This past weekend, I took my five year old son Malcolm with me to go canvassing for Obama. It would be disingenuous to claim that I brought him only to give him a lesson in civics. I brought him partly as a human shield, partly as a security blanket, and partly to ease the social awkwardness. It takes guts to walk up to a stranger’s house and knock on the door, not knowing who will answer, or what they might say. Our area of New Hampshire is a genuine swing district, and we have a wide range of political opinion, socioeconomic status, and receptiveness to strangers with clipboards on the front steps. We encountered undecided voters, voters who were firmly for Romney, and voters who were firmly for Obama. And there is no predicting which when making that long walk up the driveway.
We are Yankee folk here–diffident, independent and wary. Every time someone came to the door at our knock (and plenty of people clearly hid under the couch when we approached) I could see the same suspicious regard in their faces. Having been on the other side of the door when canvassers come by, I know I probably had the same expression on my own. After all, who knocks on a stranger’s door but salesmen, religious groups and political canvassers? This is the dreaded trifecta that makes people feel the instinct to run to the bathroom and run the shower until the people just go away.

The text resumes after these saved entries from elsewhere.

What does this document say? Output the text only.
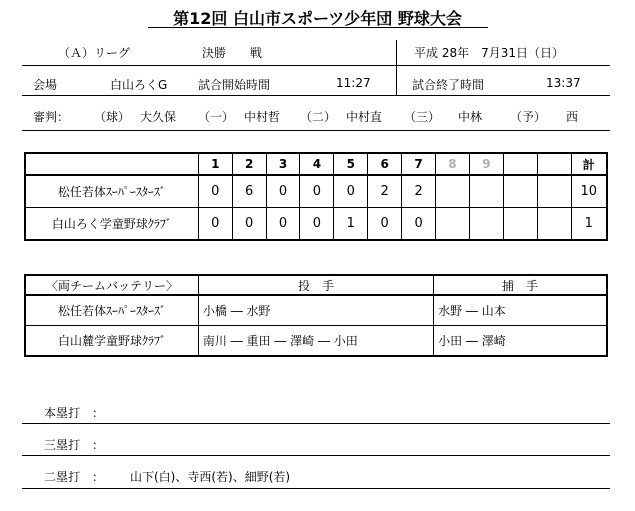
第12回 白山市スポーツ少年団 野球大会
（Ａ）リーグ	決勝　　戦	平成 28年　7月31日（日）
会場	白山ろくG	試合開始時間	11:27	試合終了時間	13:37
審判： （球） 大久保 （一） 中村哲 （二） 中村直 （三） 中林 （予） 西
	1	2	3	4	5	6	7	8	9			計
松任若体ｽｰﾊﾟｰｽﾀｰｽﾞ	0	6	0	0	0	2	2					10
白山ろく学童野球ｸﾗﾌﾞ	0	0	0	0	1	0	0					1
〈両チームバッテリー〉	投　手	捕　手
松任若体ｽｰﾊﾟｰｽﾀｰｽﾞ	小橋 ― 水野	水野 ― 山本
白山麓学童野球ｸﾗﾌﾞ	南川 ― 重田 ― 澤崎 ― 小田	小田 ― 澤崎
本塁打　：
三塁打　：
二塁打　： 山下(白)、寺西(若)、細野(若)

When we were done with our three hour shift knocking on doors, I had the familiar feeling that it’s never as bad as one anticipates. Everyone we spoke with was at least civil. No one let loose a stream of expletives or threatened bodily harm, so I feel the day was a success overall. And though I was glad of the reassuring company of my son, I did genuinely want him to see that we don’t just sit around in the echo chamber of like-minded liberals making snide and witty remarks about the opposition. We go out and talk with people, and listen to them.

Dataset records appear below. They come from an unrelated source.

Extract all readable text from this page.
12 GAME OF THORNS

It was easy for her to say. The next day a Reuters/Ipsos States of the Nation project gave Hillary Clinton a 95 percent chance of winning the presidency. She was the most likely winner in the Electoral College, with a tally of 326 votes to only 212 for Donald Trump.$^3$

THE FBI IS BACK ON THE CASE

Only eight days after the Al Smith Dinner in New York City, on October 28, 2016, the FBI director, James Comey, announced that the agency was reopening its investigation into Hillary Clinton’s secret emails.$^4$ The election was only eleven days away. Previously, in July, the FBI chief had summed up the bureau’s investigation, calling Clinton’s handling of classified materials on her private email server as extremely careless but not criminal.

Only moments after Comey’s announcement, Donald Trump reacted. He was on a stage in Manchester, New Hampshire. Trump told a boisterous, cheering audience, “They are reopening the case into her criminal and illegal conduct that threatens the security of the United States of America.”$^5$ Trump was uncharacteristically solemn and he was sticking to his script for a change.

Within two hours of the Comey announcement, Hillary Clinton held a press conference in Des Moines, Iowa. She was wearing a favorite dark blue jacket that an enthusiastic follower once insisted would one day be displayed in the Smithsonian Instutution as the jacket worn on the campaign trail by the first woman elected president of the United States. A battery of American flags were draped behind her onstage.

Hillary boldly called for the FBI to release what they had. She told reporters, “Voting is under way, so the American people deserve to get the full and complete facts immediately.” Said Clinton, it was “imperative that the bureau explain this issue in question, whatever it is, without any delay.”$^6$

For all the talk of the founding fathers, and the great America that supposedly once was, and that we have supposedly lost, one of the things the founders would surely lament is the nearly complete loss of political debate between neighbors, face to face. As the election draws near, I often overhear, “I hate talking about politics.” I understand that sentiment when the only discourse anyone hears is between shrill and self-righteous t.v. personalities, or between Facebook friends of friends sniping at each other and never speaking in person. It’s much harder to deride someone’s opinion when speaking to them on either side of the front threshold. So whether you’re the supplicant with the clipboard, or the person peering warily around the door, try to overcome your instinct to run away. I know you feel it, just like I do. But if we’re to overcome the polarization that we all agree is poisoning the political debate, we must really talk to each other, and we must at least try to understand each other. If we don’t, we turn over all responsibility for our own government, and if we do that, then we are surely lost.